Boeing’s CST-100 Starliner is now positioned on the Atlas 5 rocket that will send the spacecraft on a crewed trial flight to the International Space Station next month.
The spacecraft moved from Boeing’s Commercial Crew and Cargo Processing Facility at the Kennedy Space Center to Space Launch Complex 41 on April 16. The spacecraft was lifted into position on top of the Atlas 5 rocket in the Vertical Integration Facility building later that day.
The transfer is the latest step in getting ready for the Crew Flight Test (CFT) mission, which is scheduled to launch no earlier than the evening of May 6. NASA astronauts Butch Wilmore and Suni Williams will be on board, flying Starliner to the International Space Station. They will stay on the station for about eight days before returning to Earth, landing in the southwestern United States.
The launch was originally planned for May 1 but was postponed due to activities at the ISS, including changed schedules for the departure of a cargo Dragon vehicle and the relocation of the Crew Dragon spacecraft to free up the forward docking port on the Harmony module for Starliner.
The CFT mission will take place almost exactly two years since a second uncrewed test flight, known as OFT-2, that successfully docked to the station and returned to Earth. The original uncrewed test flight, in December 2019, experienced malfunctions that prevented the spacecraft from reaching the station and forced it to return to Earth after only a couple days.
During a briefing on March 22, Mark Nappi, vice president and program manager for Starliner at Boeing, stated that the main goal of CFT is to evaluate how spacecraft systems work with a crew on board. “We flew OFT-2, and that was the uncrewed mission for the Starliner vehicle, and it was very successful. Now we introduce humans.”

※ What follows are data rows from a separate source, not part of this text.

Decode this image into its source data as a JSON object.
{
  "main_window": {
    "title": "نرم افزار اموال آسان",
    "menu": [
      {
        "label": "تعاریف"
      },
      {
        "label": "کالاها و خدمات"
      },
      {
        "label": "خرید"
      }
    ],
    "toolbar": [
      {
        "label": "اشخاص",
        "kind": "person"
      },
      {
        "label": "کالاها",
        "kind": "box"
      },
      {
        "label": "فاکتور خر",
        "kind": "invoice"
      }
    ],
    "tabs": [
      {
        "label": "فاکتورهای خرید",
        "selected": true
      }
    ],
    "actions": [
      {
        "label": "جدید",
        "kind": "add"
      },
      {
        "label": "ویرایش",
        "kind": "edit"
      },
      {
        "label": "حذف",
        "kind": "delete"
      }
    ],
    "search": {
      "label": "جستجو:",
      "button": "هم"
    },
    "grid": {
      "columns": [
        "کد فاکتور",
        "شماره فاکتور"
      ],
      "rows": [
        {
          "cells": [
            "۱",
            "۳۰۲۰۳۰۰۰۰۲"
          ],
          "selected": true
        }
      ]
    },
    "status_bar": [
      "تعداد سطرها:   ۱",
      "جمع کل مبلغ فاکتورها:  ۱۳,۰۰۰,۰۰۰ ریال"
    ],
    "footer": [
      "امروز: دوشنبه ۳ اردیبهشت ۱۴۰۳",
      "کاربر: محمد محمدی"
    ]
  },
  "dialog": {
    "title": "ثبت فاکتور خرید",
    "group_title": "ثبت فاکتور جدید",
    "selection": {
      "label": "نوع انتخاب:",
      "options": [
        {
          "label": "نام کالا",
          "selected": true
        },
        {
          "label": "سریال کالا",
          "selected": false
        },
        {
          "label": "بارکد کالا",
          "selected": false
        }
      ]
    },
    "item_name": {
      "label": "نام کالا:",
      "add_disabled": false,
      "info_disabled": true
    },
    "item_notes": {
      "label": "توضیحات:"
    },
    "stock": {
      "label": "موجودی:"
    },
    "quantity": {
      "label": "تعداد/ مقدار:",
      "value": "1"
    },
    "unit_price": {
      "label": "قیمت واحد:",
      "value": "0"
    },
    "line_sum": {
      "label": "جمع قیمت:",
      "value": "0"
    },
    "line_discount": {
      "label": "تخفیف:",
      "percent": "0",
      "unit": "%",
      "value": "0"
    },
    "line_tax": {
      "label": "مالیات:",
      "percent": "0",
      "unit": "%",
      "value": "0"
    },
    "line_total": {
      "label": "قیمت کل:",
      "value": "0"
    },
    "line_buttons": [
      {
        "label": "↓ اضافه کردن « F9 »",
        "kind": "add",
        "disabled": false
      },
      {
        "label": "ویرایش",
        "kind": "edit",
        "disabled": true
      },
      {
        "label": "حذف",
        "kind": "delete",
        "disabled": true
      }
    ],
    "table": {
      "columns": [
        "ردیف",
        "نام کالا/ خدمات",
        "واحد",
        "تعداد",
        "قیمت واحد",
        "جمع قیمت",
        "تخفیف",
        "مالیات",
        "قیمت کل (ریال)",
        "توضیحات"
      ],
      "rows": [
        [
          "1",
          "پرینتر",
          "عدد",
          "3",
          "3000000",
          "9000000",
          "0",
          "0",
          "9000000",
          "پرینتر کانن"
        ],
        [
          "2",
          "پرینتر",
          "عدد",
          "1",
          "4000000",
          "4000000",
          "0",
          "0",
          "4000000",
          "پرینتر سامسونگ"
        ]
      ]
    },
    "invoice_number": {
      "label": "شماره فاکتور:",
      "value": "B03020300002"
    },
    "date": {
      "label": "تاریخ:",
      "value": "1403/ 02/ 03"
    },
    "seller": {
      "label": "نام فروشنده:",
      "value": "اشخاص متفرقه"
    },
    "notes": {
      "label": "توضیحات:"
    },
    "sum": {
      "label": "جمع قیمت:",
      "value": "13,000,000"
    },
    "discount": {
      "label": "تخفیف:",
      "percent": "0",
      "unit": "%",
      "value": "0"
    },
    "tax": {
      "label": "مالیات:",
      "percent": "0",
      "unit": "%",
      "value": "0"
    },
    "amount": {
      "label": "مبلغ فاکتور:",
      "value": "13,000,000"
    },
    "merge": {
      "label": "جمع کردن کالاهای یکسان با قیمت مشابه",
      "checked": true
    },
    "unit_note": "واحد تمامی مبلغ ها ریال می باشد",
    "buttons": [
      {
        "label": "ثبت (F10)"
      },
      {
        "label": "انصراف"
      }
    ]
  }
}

Most of the flight test objectives, he said, are dedicated to answering “does the vehicle perform with the human in the loop as expected?” This includes various environmental systems, control interfaces, and the astronauts’ ability to take manual control of the spacecraft if needed.
A successful CFT would allow NASA to finish certification of Starliner for regular crew rotation missions, beginning with Starliner-1 in early 2025. At the March briefing, Steve Stich, NASA commercial crew program manager, mentioned that certification needed to be completed by November of December to keep Starliner-1 on schedule. “I think we have a good shot” of achieving that schedule, he said then. “We just need to stay on track.”
The next milestone for the CFT mission is a flight test readiness review, scheduled for April 25. Wilmore and Williams are also scheduled to arrive at KSC the same day for final preparations for the mission.